On paper, Arcelia looks like a typical, moderately poor Mexican town. Located in Guerrero — one of Mexico’s poorest states — it carried an official Human Development Index (HDI) score of 0.714, placing it in the UN’s “high development” band. When researchers used satellite imagery and artificial intelligence to estimate local development, the picture changed: the model gave Arcelia an HDI of 0.617, which falls into the “medium development” category. That shift matters for roughly 33,000 people.
That contrast is not an isolated anomaly. A 2026 study by researchers at Stanford University and the UN Development Programme published in Nature Communications found that more than half of the world’s population (about 58%) is assigned the wrong development tier when national averages are used. Much of the problem comes from relying on infrequent or outdated household surveys and censuses: roughly half of the world’s poorest countries haven’t had a census in the past decade, making current, local-level measurement difficult.
Why local HDI scores matter
The Human Development Index is more than a ranking. By combining income, education and life expectancy into a single 0–1 scale, the HDI influences how resources are allocated internationally and which regions get prioritized for aid. But HDI was designed as a national indicator; averaging across an entire country hides local disparities. When aid or policy targets are set using only national scores, resources can miss pockets of need.
Earlier efforts to add resolution produced the Subnational Human Development Index (SHDI), which mapped HDI at the province level for 1,739 provinces in 159 countries. That was a step forward: Mexico, for example, went from one national score to 32 provincial scores. But even province-level averages can obscure variation inside provinces. Guerrero, for instance, contains dozens of municipalities with very different realities.
How satellites and AI add detail
The Stanford team trained a machine-learning model on satellite images aligned with known provincial HDI scores, letting the algorithm learn which visual features correlate with development. Patterns such as road density, building morphology and nighttime lights emerged as useful proxies for income and education; health outcomes were harder to infer from space.
Applying the model at the municipal level in Mexico produced a much more varied map than province-level averages. Areas that looked uniformly “higher development” by provincial data broke into a patchwork of differing scores when seen at municipal resolution. In a simulated aid program aimed at the poorest 10% of Mexico’s population, incorporating municipal-level estimates improved the researchers’ ability to identify target populations by more than 11 percentage points.
Limitations and what satellites cannot see
Despite these gains, the study and outside experts caution that satellites do not tell the whole story. The model explained only about 29% of within-province HDI variation in Mexico, and vital components of human development — such as malnutrition, certain health conditions, and nuances of education quality — are poorly captured from space. As Sabina Alkire, director of the Oxford Poverty and Human Development Initiative, notes, an undernourished child cannot be detected from nightlights.

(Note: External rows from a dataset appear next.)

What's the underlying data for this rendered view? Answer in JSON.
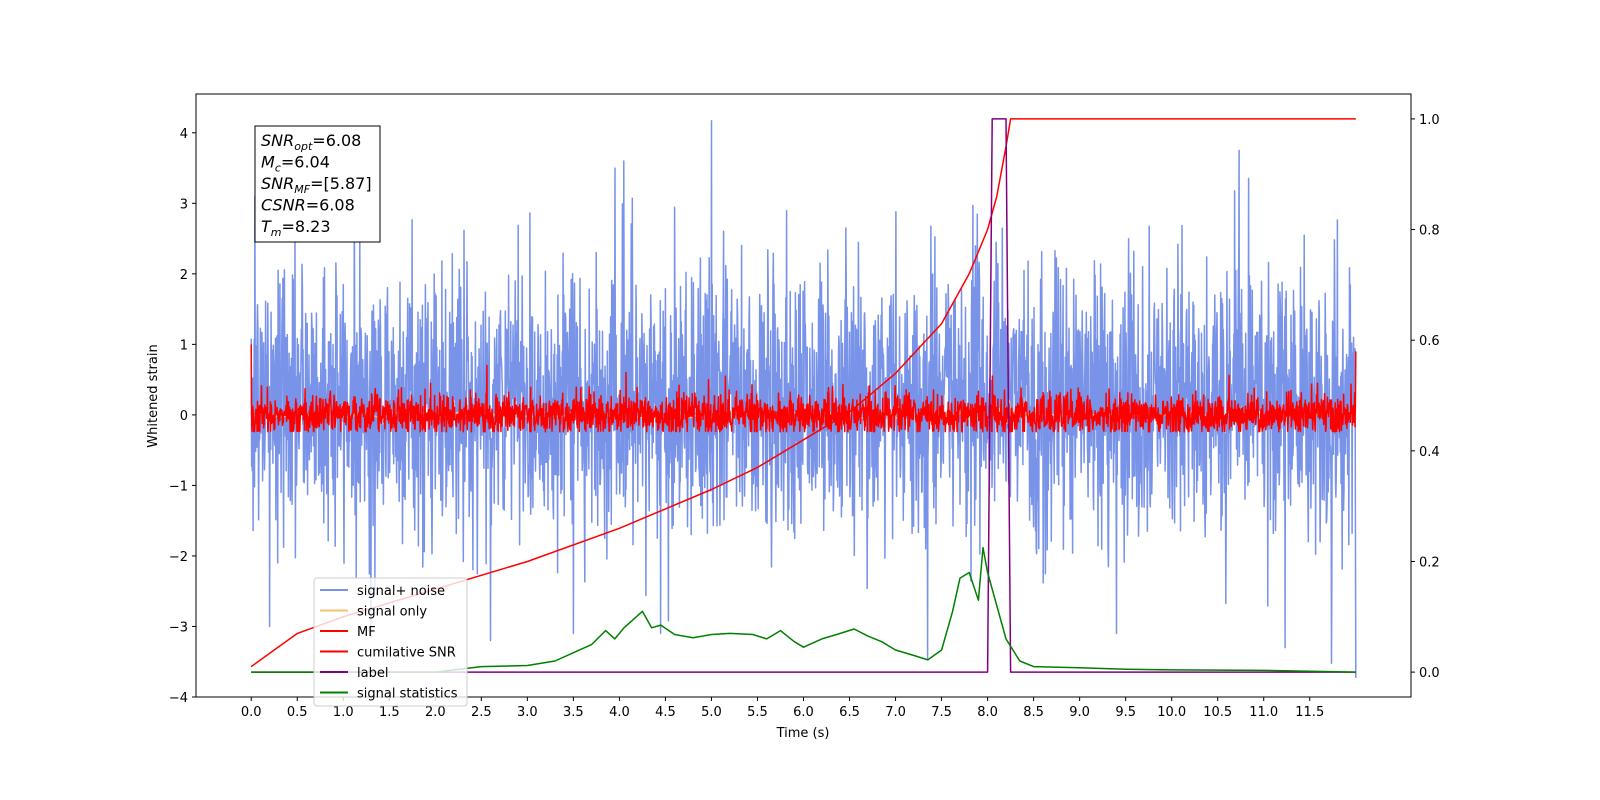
{
  "chart_data": {
    "type": "line",
    "xlabel": "Time (s)",
    "ylabel": "Whitened strain",
    "xlim": [
      -0.6,
      12.6
    ],
    "ylim_left": [
      -4.0,
      4.55
    ],
    "ylim_right": [
      -0.045,
      1.045
    ],
    "x_ticks": [
      0.0,
      0.5,
      1.0,
      1.5,
      2.0,
      2.5,
      3.0,
      3.5,
      4.0,
      4.5,
      5.0,
      5.5,
      6.0,
      6.5,
      7.0,
      7.5,
      8.0,
      8.5,
      9.0,
      9.5,
      10.0,
      10.5,
      11.0,
      11.5
    ],
    "x_tick_labels": [
      "0.0",
      "0.5",
      "1.0",
      "1.5",
      "2.0",
      "2.5",
      "3.0",
      "3.5",
      "4.0",
      "4.5",
      "5.0",
      "5.5",
      "6.0",
      "6.5",
      "7.0",
      "7.5",
      "8.0",
      "8.5",
      "9.0",
      "9.5",
      "10.0",
      "10.5",
      "11.0",
      "11.5"
    ],
    "y_left_ticks": [
      -4,
      -3,
      -2,
      -1,
      0,
      1,
      2,
      3,
      4
    ],
    "y_left_tick_labels": [
      "−4",
      "−3",
      "−2",
      "−1",
      "0",
      "1",
      "2",
      "3",
      "4"
    ],
    "y_right_ticks": [
      0.0,
      0.2,
      0.4,
      0.6,
      0.8,
      1.0
    ],
    "y_right_tick_labels": [
      "0.0",
      "0.2",
      "0.4",
      "0.6",
      "0.8",
      "1.0"
    ],
    "grid": false,
    "legend_placement": "lower-left",
    "annotation": [
      {
        "main": "SNR",
        "sub": "opt",
        "value": "=6.08"
      },
      {
        "main": "M",
        "sub": "c",
        "value": "=6.04"
      },
      {
        "main": "SNR",
        "sub": "MF",
        "value": "=[5.87]"
      },
      {
        "main": "CSNR",
        "sub": "",
        "value": "=6.08"
      },
      {
        "main": "T",
        "sub": "m",
        "value": "=8.23"
      }
    ],
    "series": [
      {
        "name": "signal+ noise",
        "axis": "left",
        "color": "#7893e8",
        "kind": "noise",
        "x_range": [
          0.0,
          12.0
        ],
        "band_center": 0.2,
        "band_sigma": 0.95,
        "spikes": [
          [
            0.04,
            3.1
          ],
          [
            5.0,
            4.17
          ],
          [
            4.05,
            3.6
          ],
          [
            3.95,
            3.5
          ],
          [
            10.73,
            3.75
          ],
          [
            1.3,
            -3.15
          ],
          [
            4.45,
            -3.1
          ],
          [
            7.35,
            -3.45
          ],
          [
            11.23,
            -3.3
          ],
          [
            9.4,
            -3.1
          ],
          [
            2.6,
            -3.2
          ],
          [
            3.5,
            -3.1
          ],
          [
            0.2,
            -3.0
          ]
        ]
      },
      {
        "name": "signal only",
        "axis": "left",
        "color": "#f5c26b",
        "kind": "chirp",
        "x_range": [
          0.0,
          12.0
        ],
        "merger_time": 8.23
      },
      {
        "name": "MF",
        "axis": "left",
        "color": "#ff0000",
        "kind": "noise",
        "x_range": [
          0.0,
          12.0
        ],
        "band_center": 0.0,
        "band_sigma": 0.15,
        "floor": -0.24,
        "spikes": [
          [
            0.0,
            1.0
          ],
          [
            12.0,
            0.9
          ],
          [
            2.56,
            0.7
          ],
          [
            4.07,
            0.6
          ],
          [
            5.15,
            0.55
          ],
          [
            8.05,
            0.55
          ],
          [
            4.97,
            0.5
          ],
          [
            1.95,
            0.45
          ]
        ]
      },
      {
        "name": "cumilative SNR",
        "axis": "right",
        "color": "#ff0000",
        "kind": "curve",
        "points": [
          [
            0.0,
            0.01
          ],
          [
            0.5,
            0.07
          ],
          [
            1.0,
            0.1
          ],
          [
            2.0,
            0.15
          ],
          [
            3.0,
            0.2
          ],
          [
            4.0,
            0.26
          ],
          [
            5.0,
            0.33
          ],
          [
            5.5,
            0.37
          ],
          [
            6.0,
            0.42
          ],
          [
            6.5,
            0.47
          ],
          [
            7.0,
            0.54
          ],
          [
            7.5,
            0.63
          ],
          [
            7.8,
            0.72
          ],
          [
            8.0,
            0.8
          ],
          [
            8.1,
            0.86
          ],
          [
            8.2,
            0.95
          ],
          [
            8.25,
            1.0
          ],
          [
            12.0,
            1.0
          ]
        ]
      },
      {
        "name": "label",
        "axis": "right",
        "color": "#800080",
        "kind": "step",
        "points": [
          [
            0.0,
            0.0
          ],
          [
            8.0,
            0.0
          ],
          [
            8.05,
            1.0
          ],
          [
            8.2,
            1.0
          ],
          [
            8.25,
            0.0
          ],
          [
            12.0,
            0.0
          ]
        ]
      },
      {
        "name": "signal statistics",
        "axis": "right",
        "color": "#008000",
        "kind": "curve",
        "points": [
          [
            0.0,
            0.0
          ],
          [
            1.0,
            0.0
          ],
          [
            2.0,
            0.0
          ],
          [
            2.5,
            0.01
          ],
          [
            3.0,
            0.012
          ],
          [
            3.3,
            0.02
          ],
          [
            3.5,
            0.035
          ],
          [
            3.7,
            0.05
          ],
          [
            3.85,
            0.075
          ],
          [
            3.95,
            0.06
          ],
          [
            4.05,
            0.08
          ],
          [
            4.15,
            0.095
          ],
          [
            4.25,
            0.11
          ],
          [
            4.35,
            0.08
          ],
          [
            4.45,
            0.085
          ],
          [
            4.6,
            0.068
          ],
          [
            4.8,
            0.062
          ],
          [
            5.0,
            0.068
          ],
          [
            5.2,
            0.07
          ],
          [
            5.45,
            0.068
          ],
          [
            5.6,
            0.06
          ],
          [
            5.75,
            0.075
          ],
          [
            5.9,
            0.055
          ],
          [
            6.0,
            0.045
          ],
          [
            6.2,
            0.06
          ],
          [
            6.4,
            0.07
          ],
          [
            6.55,
            0.078
          ],
          [
            6.7,
            0.065
          ],
          [
            6.85,
            0.055
          ],
          [
            7.0,
            0.04
          ],
          [
            7.2,
            0.03
          ],
          [
            7.35,
            0.022
          ],
          [
            7.5,
            0.04
          ],
          [
            7.62,
            0.11
          ],
          [
            7.7,
            0.17
          ],
          [
            7.8,
            0.18
          ],
          [
            7.9,
            0.13
          ],
          [
            7.95,
            0.225
          ],
          [
            8.0,
            0.18
          ],
          [
            8.1,
            0.12
          ],
          [
            8.2,
            0.06
          ],
          [
            8.35,
            0.02
          ],
          [
            8.5,
            0.01
          ],
          [
            9.0,
            0.008
          ],
          [
            9.5,
            0.005
          ],
          [
            10.0,
            0.004
          ],
          [
            11.0,
            0.003
          ],
          [
            12.0,
            0.0
          ]
        ]
      }
    ]
  }
}
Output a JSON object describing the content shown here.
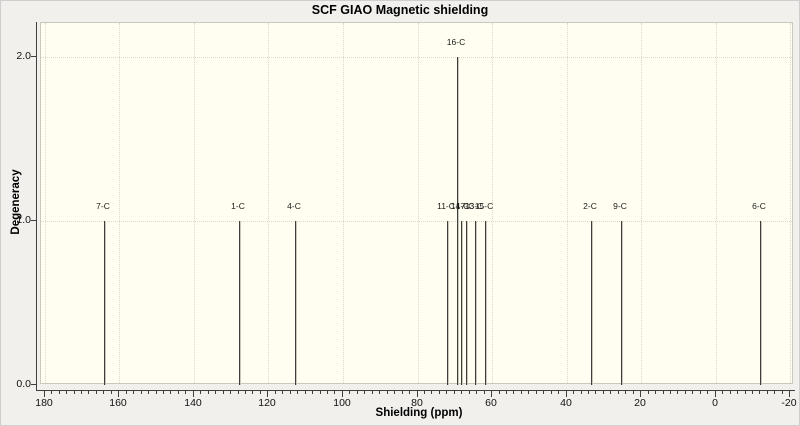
{
  "chart_data": {
    "type": "bar",
    "style": "stick-spectrum",
    "title": "SCF GIAO Magnetic shielding",
    "xlabel": "Shielding (ppm)",
    "ylabel": "Degeneracy",
    "xlim": [
      181,
      -21
    ],
    "x_axis_reversed": true,
    "ylim": [
      0,
      2.21
    ],
    "x_major_ticks": [
      180,
      160,
      140,
      120,
      100,
      80,
      60,
      40,
      20,
      0,
      -20
    ],
    "x_minor_tick_step": 2,
    "y_major_ticks": [
      0,
      1,
      2
    ],
    "y_tick_labels": [
      "0.0",
      "1.0",
      "2.0"
    ],
    "grid": "dotted on major ticks",
    "legend": "none",
    "peaks": [
      {
        "label": "7-C",
        "shielding_ppm": 164.0,
        "degeneracy": 1
      },
      {
        "label": "1-C",
        "shielding_ppm": 127.8,
        "degeneracy": 1
      },
      {
        "label": "4-C",
        "shielding_ppm": 112.9,
        "degeneracy": 1
      },
      {
        "label": "11-C",
        "shielding_ppm": 72.0,
        "degeneracy": 1
      },
      {
        "label": "16-C",
        "shielding_ppm": 69.5,
        "degeneracy": 2
      },
      {
        "label": "14-C",
        "shielding_ppm": 68.3,
        "degeneracy": 1
      },
      {
        "label": "17-C",
        "shielding_ppm": 66.9,
        "degeneracy": 1
      },
      {
        "label": "13-C",
        "shielding_ppm": 64.5,
        "degeneracy": 1
      },
      {
        "label": "15-C",
        "shielding_ppm": 61.8,
        "degeneracy": 1
      },
      {
        "label": "2-C",
        "shielding_ppm": 33.5,
        "degeneracy": 1
      },
      {
        "label": "9-C",
        "shielding_ppm": 25.4,
        "degeneracy": 1
      },
      {
        "label": "6-C",
        "shielding_ppm": -12.0,
        "degeneracy": 1
      }
    ],
    "colors": {
      "outer_background": "#f1f0ec",
      "plot_background": "#fffef0",
      "grid": "#d9d8c9",
      "axis": "#3f3f3f",
      "peak_line": "#3d3d3d",
      "text": "#000000"
    }
  }
}
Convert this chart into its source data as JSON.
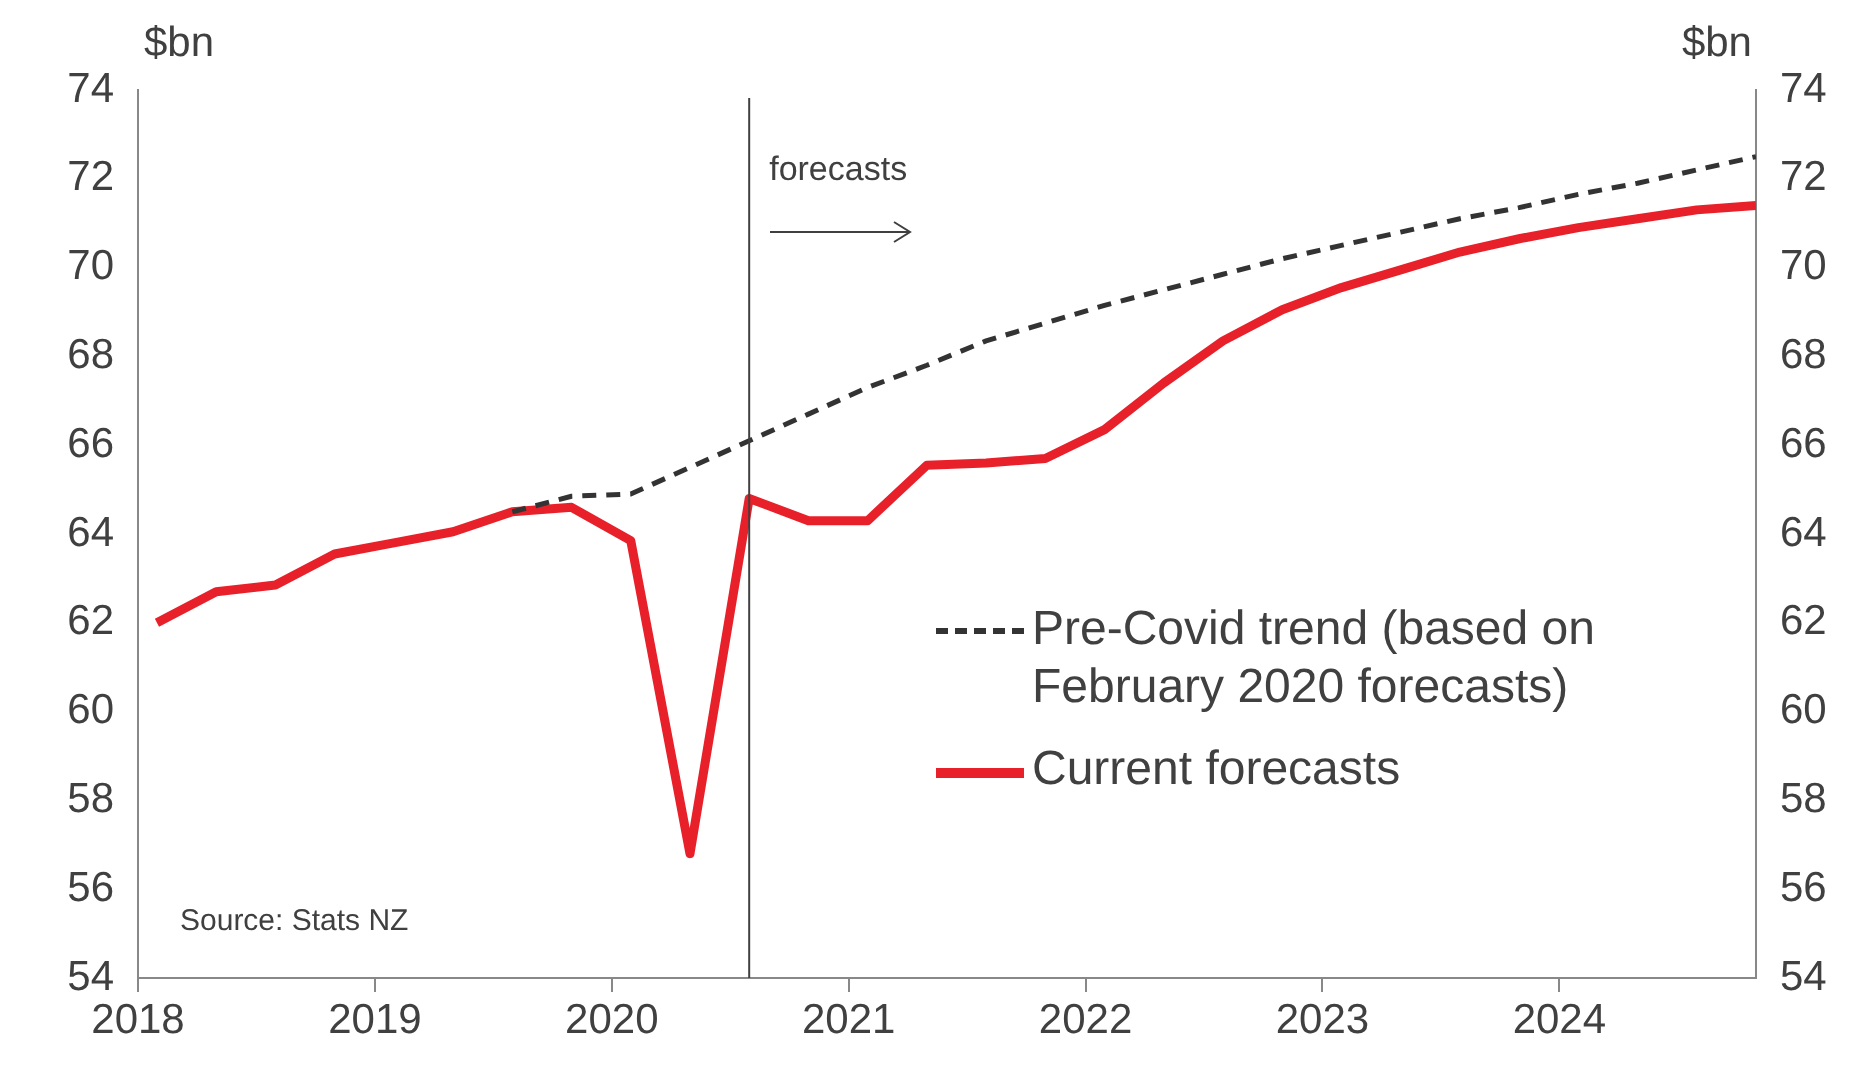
{
  "chart_data": {
    "type": "line",
    "ylabel": "$bn",
    "y2label": "$bn",
    "xlim": [
      2018,
      2024.83
    ],
    "xticks": [
      2018,
      2019,
      2020,
      2021,
      2022,
      2023,
      2024
    ],
    "ylim": [
      54,
      74
    ],
    "yticks": [
      54,
      56,
      58,
      60,
      62,
      64,
      66,
      68,
      70,
      72,
      74
    ],
    "y2lim": [
      54,
      74
    ],
    "y2ticks": [
      54,
      56,
      58,
      60,
      62,
      64,
      66,
      68,
      70,
      72,
      74
    ],
    "grid": false,
    "legend": "bottom right",
    "marker": "none",
    "series": [
      {
        "name": "Pre-Covid trend (based on February 2020 forecasts)",
        "color": "#333333",
        "line_style": "dashed",
        "x": [
          2019.58,
          2019.83,
          2020.08,
          2020.33,
          2020.58,
          2020.83,
          2021.08,
          2021.33,
          2021.58,
          2021.83,
          2022.08,
          2022.33,
          2022.58,
          2022.83,
          2023.08,
          2023.33,
          2023.58,
          2023.83,
          2024.08,
          2024.33,
          2024.58,
          2024.83
        ],
        "values": [
          64.5,
          64.85,
          64.9,
          65.5,
          66.1,
          66.7,
          67.3,
          67.8,
          68.35,
          68.75,
          69.15,
          69.5,
          69.85,
          70.2,
          70.5,
          70.8,
          71.1,
          71.35,
          71.65,
          71.9,
          72.2,
          72.5
        ]
      },
      {
        "name": "Current forecasts",
        "color": "#e8202a",
        "line_style": "solid",
        "x": [
          2018.08,
          2018.33,
          2018.58,
          2018.83,
          2019.08,
          2019.33,
          2019.58,
          2019.83,
          2020.08,
          2020.33,
          2020.58,
          2020.83,
          2021.08,
          2021.33,
          2021.58,
          2021.83,
          2022.08,
          2022.33,
          2022.58,
          2022.83,
          2023.08,
          2023.33,
          2023.58,
          2023.83,
          2024.08,
          2024.33,
          2024.58,
          2024.83
        ],
        "values": [
          62.0,
          62.7,
          62.85,
          63.55,
          63.8,
          64.05,
          64.5,
          64.6,
          63.85,
          56.8,
          64.8,
          64.3,
          64.3,
          65.55,
          65.6,
          65.7,
          66.35,
          67.4,
          68.35,
          69.05,
          69.55,
          69.95,
          70.35,
          70.65,
          70.9,
          71.1,
          71.3,
          71.4
        ]
      }
    ],
    "ref_lines": [
      {
        "axis": "x",
        "value": 2020.58,
        "label": "forecasts",
        "color": "#404040"
      }
    ],
    "annotations": [
      "Source: Stats NZ"
    ]
  }
}
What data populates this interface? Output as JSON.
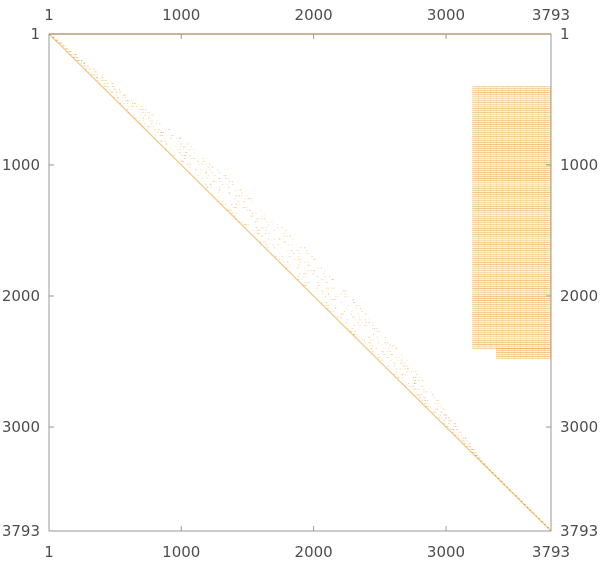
{
  "chart_data": {
    "type": "heatmap",
    "subtype": "sparse-matrix-plot",
    "rows": 3793,
    "columns": 3793,
    "xlim": [
      1,
      3793
    ],
    "ylim": [
      1,
      3793
    ],
    "y_axis_inverted": true,
    "x_ticks": [
      {
        "value": 1,
        "label": "1"
      },
      {
        "value": 1000,
        "label": "1000"
      },
      {
        "value": 2000,
        "label": "2000"
      },
      {
        "value": 3000,
        "label": "3000"
      },
      {
        "value": 3793,
        "label": "3793"
      }
    ],
    "y_ticks": [
      {
        "value": 1,
        "label": "1"
      },
      {
        "value": 1000,
        "label": "1000"
      },
      {
        "value": 2000,
        "label": "2000"
      },
      {
        "value": 3000,
        "label": "3000"
      },
      {
        "value": 3793,
        "label": "3793"
      }
    ],
    "tick_labels_on": [
      "top",
      "bottom",
      "left",
      "right"
    ],
    "grid": false,
    "entry_color": "#e8941a",
    "background_color": "#ffffff",
    "frame_color": "#9a9a9a",
    "structures": [
      {
        "kind": "diagonal-band",
        "from": [
          1,
          1
        ],
        "to": [
          3793,
          3793
        ],
        "band_width_cols": [
          5,
          300
        ]
      },
      {
        "kind": "dense-row",
        "row": 1,
        "cols": [
          1,
          3793
        ]
      },
      {
        "kind": "dense-block",
        "rows": [
          400,
          2400
        ],
        "cols": [
          3200,
          3793
        ]
      },
      {
        "kind": "dense-block",
        "rows": [
          2400,
          2480
        ],
        "cols": [
          3380,
          3793
        ]
      }
    ]
  }
}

Satellites are therefore best understood as a complementary tool. They can fill information gaps where surveys are infrequent, costly or slow, and they can flag local hotspots that merit ground verification and targeted data collection. But they are unlikely to replace household surveys and censuses that directly measure income, health and education.
Conclusion
The study demonstrates that satellite imagery plus machine learning can add a valuable new layer to global poverty measurement, revealing local development differences that national averages obscure. For policymakers and aid agencies, that finer resolution can mean better-targeted interventions. Yet the technology has limits: it captures visible infrastructure and activity well but misses many aspects of human well-being that only ground-level data can reveal. The most reliable approach will combine satellite-derived estimates with timely, on-the-ground surveys to ensure resources reach the people who need them most.